Out of the gates, they observe that:
“Reviews of malpractice claims have a morbid attraction that is similar to gazing at crash scenes. Both provide the observer with a vicarious, cathartic experience”.
These stories of failure are popular because they “support a perception of control that has important psychological, social, and political benefits13 by making a complex, chaotic, and irreducibly uncertain world appear to be simpler and more linear”.
Physicians are presumed to react to some state of the world instead of “anticipating some possible future state and acting to facilitate or forestall it”, or operating with some “hypotheticodeductive or Bayesian reasoning, rather than perception”.
This model of diagnostic reasoning is not well-calibrated to what people in the real world actually do.
They argue that viewing diagnosis as a problem involving perception and sensemaking is more promising as a lens of understanding human performance, as it recognises that “real-world problems do not present themselves as givens but must instead be constructed from circumstances that are puzzling, troubling, uncertain, and possibly irrelevant”.

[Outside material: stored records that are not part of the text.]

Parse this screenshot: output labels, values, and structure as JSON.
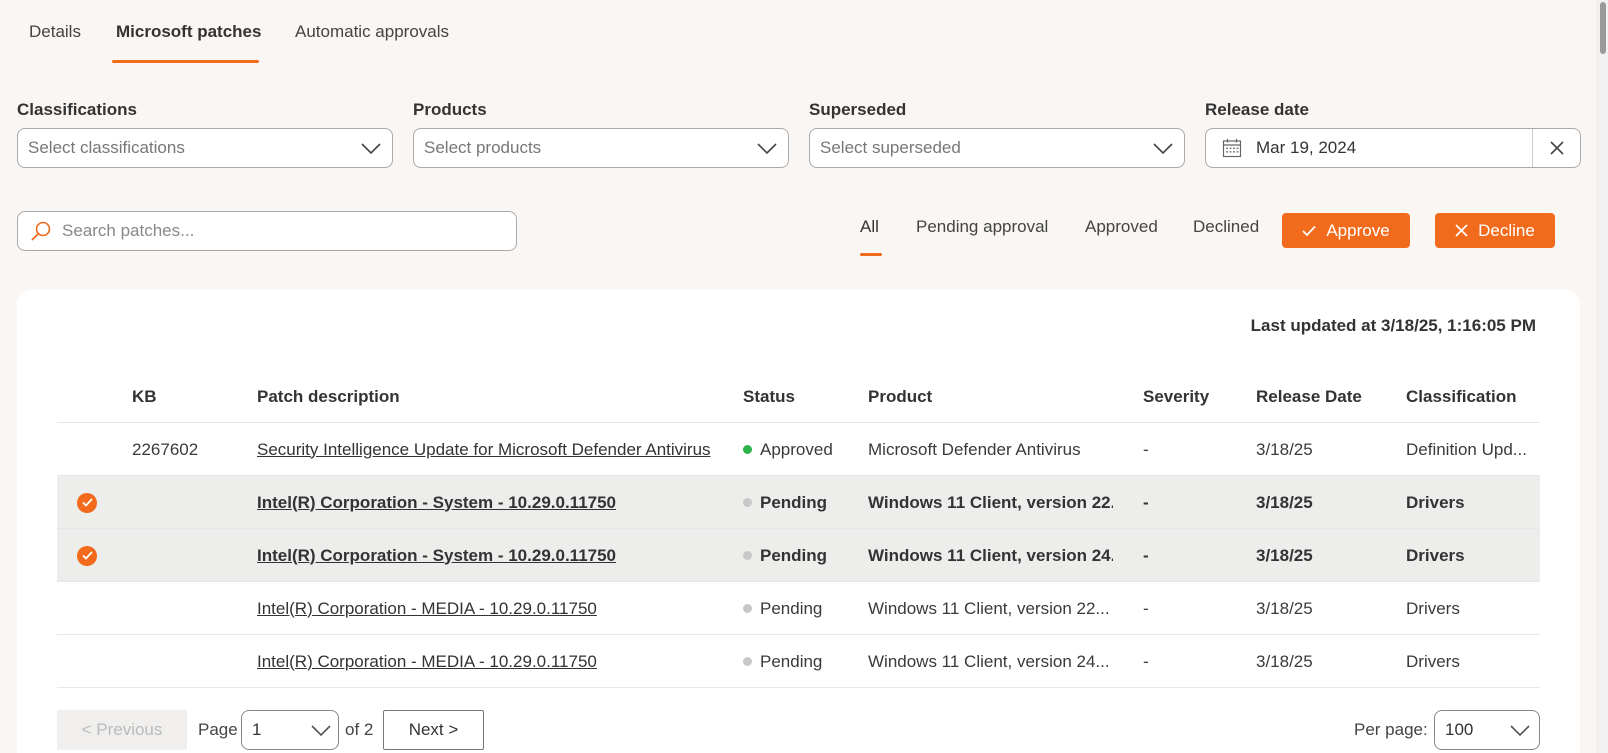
{
  "tabs": [
    {
      "label": "Details",
      "active": false
    },
    {
      "label": "Microsoft patches",
      "active": true
    },
    {
      "label": "Automatic approvals",
      "active": false
    }
  ],
  "filters": {
    "classifications": {
      "label": "Classifications",
      "placeholder": "Select classifications"
    },
    "products": {
      "label": "Products",
      "placeholder": "Select products"
    },
    "superseded": {
      "label": "Superseded",
      "placeholder": "Select superseded"
    },
    "release_date": {
      "label": "Release date",
      "value": "Mar 19, 2024"
    }
  },
  "search": {
    "placeholder": "Search patches..."
  },
  "status_tabs": [
    {
      "label": "All",
      "active": true
    },
    {
      "label": "Pending approval",
      "active": false
    },
    {
      "label": "Approved",
      "active": false
    },
    {
      "label": "Declined",
      "active": false
    }
  ],
  "actions": {
    "approve": "Approve",
    "decline": "Decline"
  },
  "last_updated": "Last updated at 3/18/25, 1:16:05 PM",
  "columns": [
    "KB",
    "Patch description",
    "Status",
    "Product",
    "Severity",
    "Release Date",
    "Classification"
  ],
  "rows": [
    {
      "selected": false,
      "kb": "2267602",
      "description": "Security Intelligence Update for Microsoft Defender Antivirus",
      "status": "Approved",
      "product": "Microsoft Defender Antivirus",
      "severity": "-",
      "release_date": "3/18/25",
      "classification": "Definition Upd..."
    },
    {
      "selected": true,
      "kb": "",
      "description": "Intel(R) Corporation - System - 10.29.0.11750",
      "status": "Pending",
      "product": "Windows 11 Client, version 22...",
      "severity": "-",
      "release_date": "3/18/25",
      "classification": "Drivers"
    },
    {
      "selected": true,
      "kb": "",
      "description": "Intel(R) Corporation - System - 10.29.0.11750",
      "status": "Pending",
      "product": "Windows 11 Client, version 24...",
      "severity": "-",
      "release_date": "3/18/25",
      "classification": "Drivers"
    },
    {
      "selected": false,
      "kb": "",
      "description": "Intel(R) Corporation - MEDIA - 10.29.0.11750",
      "status": "Pending",
      "product": "Windows 11 Client, version 22...",
      "severity": "-",
      "release_date": "3/18/25",
      "classification": "Drivers"
    },
    {
      "selected": false,
      "kb": "",
      "description": "Intel(R) Corporation - MEDIA - 10.29.0.11750",
      "status": "Pending",
      "product": "Windows 11 Client, version 24...",
      "severity": "-",
      "release_date": "3/18/25",
      "classification": "Drivers"
    }
  ],
  "status_colors": {
    "Approved": "#2bb24c",
    "Pending": "#c8c8c8"
  },
  "accent": "#f26b1d",
  "pagination": {
    "previous": "< Previous",
    "page_label": "Page",
    "page_value": "1",
    "of_label": "of 2",
    "next": "Next >",
    "per_page_label": "Per page:",
    "per_page_value": "100"
  },
  "icons": {
    "chevron": "chevron-down-icon",
    "calendar": "calendar-icon",
    "clear": "close-icon",
    "search": "search-icon",
    "check": "check-icon",
    "row_selected": "check-circle-icon"
  }
}
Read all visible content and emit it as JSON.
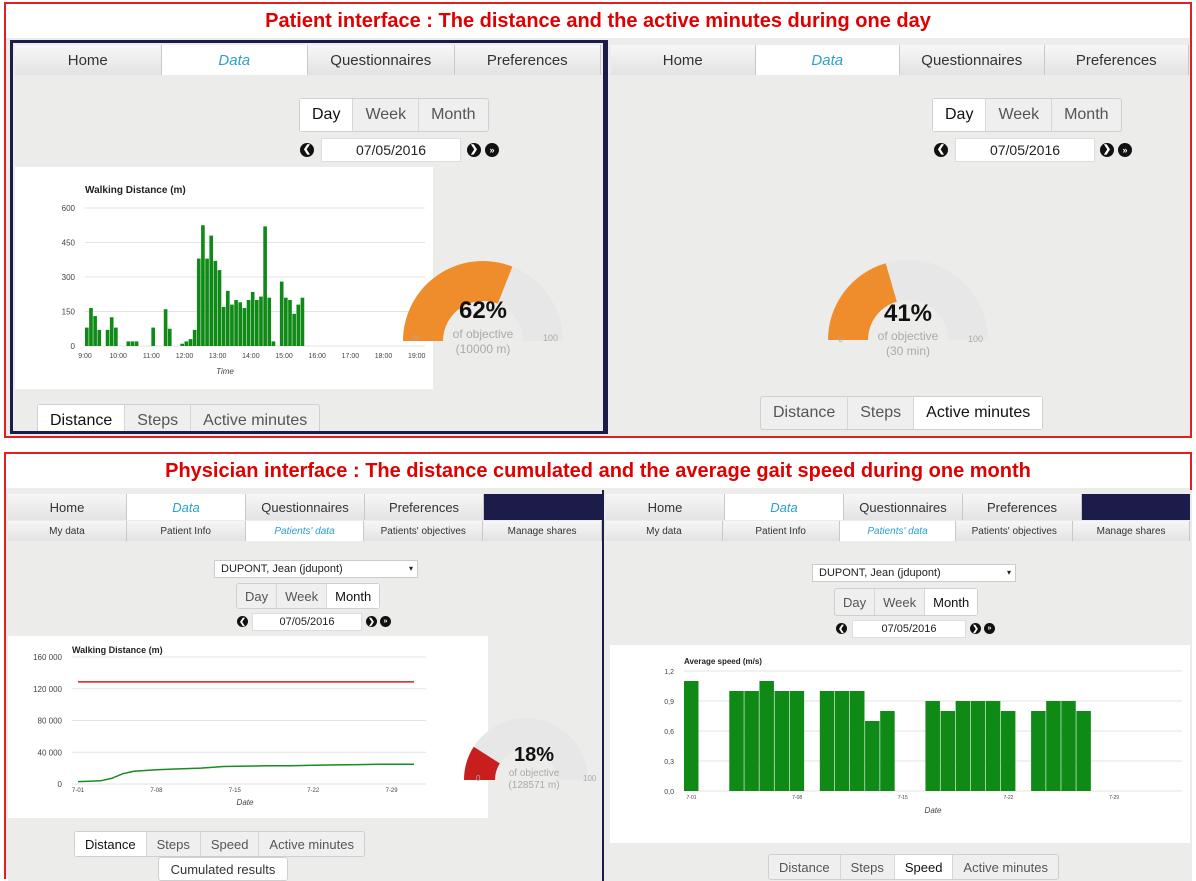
{
  "top_section": {
    "title": "Patient interface : The distance and the active minutes during one day",
    "left": {
      "nav": [
        "Home",
        "Data",
        "Questionnaires",
        "Preferences"
      ],
      "period": [
        "Day",
        "Week",
        "Month"
      ],
      "date": "07/05/2016",
      "gauge": {
        "percent": "62%",
        "sub1": "of objective",
        "sub2": "(10000 m)",
        "min": "0",
        "max": "100",
        "fraction": 0.62
      },
      "metric_tabs": [
        "Distance",
        "Steps",
        "Active minutes"
      ]
    },
    "right": {
      "nav": [
        "Home",
        "Data",
        "Questionnaires",
        "Preferences"
      ],
      "period": [
        "Day",
        "Week",
        "Month"
      ],
      "date": "07/05/2016",
      "gauge": {
        "percent": "41%",
        "sub1": "of objective",
        "sub2": "(30 min)",
        "min": "0",
        "max": "100",
        "fraction": 0.41
      },
      "metric_tabs": [
        "Distance",
        "Steps",
        "Active minutes"
      ]
    }
  },
  "bottom_section": {
    "title": "Physician interface : The distance cumulated and the average gait speed during one month",
    "left": {
      "nav": [
        "Home",
        "Data",
        "Questionnaires",
        "Preferences"
      ],
      "subnav": [
        "My data",
        "Patient Info",
        "Patients' data",
        "Patients' objectives",
        "Manage shares"
      ],
      "patient": "DUPONT, Jean (jdupont)",
      "period": [
        "Day",
        "Week",
        "Month"
      ],
      "date": "07/05/2016",
      "gauge": {
        "percent": "18%",
        "sub1": "of objective",
        "sub2": "(128571 m)",
        "min": "0",
        "max": "100",
        "fraction": 0.18
      },
      "metric_tabs": [
        "Distance",
        "Steps",
        "Speed",
        "Active minutes"
      ],
      "cumulated_label": "Cumulated results"
    },
    "right": {
      "nav": [
        "Home",
        "Data",
        "Questionnaires",
        "Preferences"
      ],
      "subnav": [
        "My data",
        "Patient Info",
        "Patients' data",
        "Patients' objectives",
        "Manage shares"
      ],
      "patient": "DUPONT, Jean (jdupont)",
      "period": [
        "Day",
        "Week",
        "Month"
      ],
      "date": "07/05/2016",
      "metric_tabs": [
        "Distance",
        "Steps",
        "Speed",
        "Active minutes"
      ]
    }
  },
  "colors": {
    "accent_orange": "#ef8d2c",
    "bar_green": "#0f8a17",
    "gauge_red": "#c81e1e",
    "gauge_track": "#e7e7e7",
    "title_red": "#e00000"
  },
  "chart_data": [
    {
      "type": "bar",
      "title": "Walking Distance (m)",
      "xlabel": "Time",
      "ylabel": "",
      "ylim": [
        0,
        600
      ],
      "yticks": [
        "0",
        "150",
        "300",
        "450",
        "600"
      ],
      "xticks": [
        "9:00",
        "10:00",
        "11:00",
        "12:00",
        "13:00",
        "14:00",
        "15:00",
        "16:00",
        "17:00",
        "18:00",
        "19:00"
      ],
      "x_start_hour": 9,
      "x_end_hour": 19.25,
      "bar_width_hours": 0.125,
      "bar_starts_hours": [
        9,
        9.125,
        9.25,
        9.375,
        9.625,
        9.75,
        9.875,
        10.25,
        10.375,
        10.5,
        11,
        11.375,
        11.5,
        11.875,
        12,
        12.125,
        12.25,
        12.375,
        12.5,
        12.625,
        12.75,
        12.875,
        13,
        13.125,
        13.25,
        13.375,
        13.5,
        13.625,
        13.75,
        13.875,
        14,
        14.125,
        14.25,
        14.375,
        14.5,
        14.625,
        14.875,
        15,
        15.125,
        15.25,
        15.375,
        15.5,
        15.75,
        15.875,
        16
      ],
      "values": [
        80,
        165,
        130,
        70,
        70,
        125,
        80,
        20,
        20,
        20,
        80,
        160,
        75,
        10,
        20,
        30,
        70,
        380,
        525,
        380,
        480,
        370,
        330,
        170,
        240,
        180,
        200,
        190,
        165,
        200,
        235,
        200,
        215,
        520,
        210,
        20,
        280,
        210,
        200,
        140,
        180,
        210,
        0,
        0,
        0
      ]
    },
    {
      "type": "line",
      "title": "Walking Distance (m)",
      "xlabel": "Date",
      "ylabel": "",
      "ylim": [
        0,
        160000
      ],
      "yticks": [
        "0",
        "40 000",
        "80 000",
        "120 000",
        "160 000"
      ],
      "xticks": [
        "7-01",
        "7-08",
        "7-15",
        "7-22",
        "7-29"
      ],
      "x_days": [
        1,
        31
      ],
      "series": [
        {
          "color": "#d42020",
          "x": [
            1,
            31
          ],
          "values": [
            128571,
            128571
          ]
        },
        {
          "color": "#1a8a22",
          "x": [
            1,
            2,
            3,
            4,
            5,
            6,
            8,
            10,
            12,
            14,
            16,
            18,
            20,
            22,
            24,
            26,
            28,
            30,
            31
          ],
          "values": [
            3000,
            3500,
            4000,
            7000,
            13000,
            16000,
            18000,
            19000,
            20000,
            22000,
            22500,
            23000,
            23000,
            23500,
            24000,
            24500,
            25000,
            25000,
            25000
          ]
        }
      ]
    },
    {
      "type": "bar",
      "title": "Average speed (m/s)",
      "xlabel": "Date",
      "ylabel": "",
      "ylim": [
        0,
        1.2
      ],
      "yticks": [
        "0,0",
        "0,3",
        "0,6",
        "0,9",
        "1,2"
      ],
      "xticks": [
        "7-01",
        "7-08",
        "7-15",
        "7-22",
        "7-29"
      ],
      "x_days": [
        1,
        31
      ],
      "categories": [
        "7-01",
        "7-02",
        "7-03",
        "7-04",
        "7-05",
        "7-06",
        "7-07",
        "7-08",
        "7-09",
        "7-10",
        "7-11",
        "7-12",
        "7-13",
        "7-14",
        "7-15",
        "7-16",
        "7-17",
        "7-18",
        "7-19",
        "7-20",
        "7-21",
        "7-22",
        "7-23",
        "7-24",
        "7-25",
        "7-26",
        "7-27",
        "7-28",
        "7-29",
        "7-30",
        "7-31"
      ],
      "values": [
        1.1,
        0,
        0,
        1.0,
        1.0,
        1.1,
        1.0,
        1.0,
        0,
        1.0,
        1.0,
        1.0,
        0.7,
        0.8,
        0,
        0,
        0.9,
        0.8,
        0.9,
        0.9,
        0.9,
        0.8,
        0,
        0.8,
        0.9,
        0.9,
        0.8,
        0,
        0,
        0,
        0
      ]
    }
  ]
}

They discuss the role of hindsight and outcome biases; i.e. the power of “delusional clarity”. These effects are “powerful and insidious and make it hard for historical analyses (such as root cause analysis or closed claim review) to yield useful understandings of accidents or adverse events).
With the benefit of hindsight, those who know what happened after the fact “consistently overestimate what others who lacked that knowledge could have known”. Hindsight they say “converts the disjointed and disorganized array of disparate events that the participants faced into a coherent causal framework that the reviewer uses to “explain” what happened”.
Interestingly, they argue that hindsight bias is “so powerful and so pervasive” that some others contend that “it must be fundamentally adaptive, arguing that our minds evolved not to understand and explain the past but to quickly and efficiently adapt to the future”.

Finally, they discuss some ways forward (covered in the soon to be posted summary).
Ref: Wears, R. L., & Nemeth, C. P. (2007). Annals of emergency medicine, 49(2), 206-209.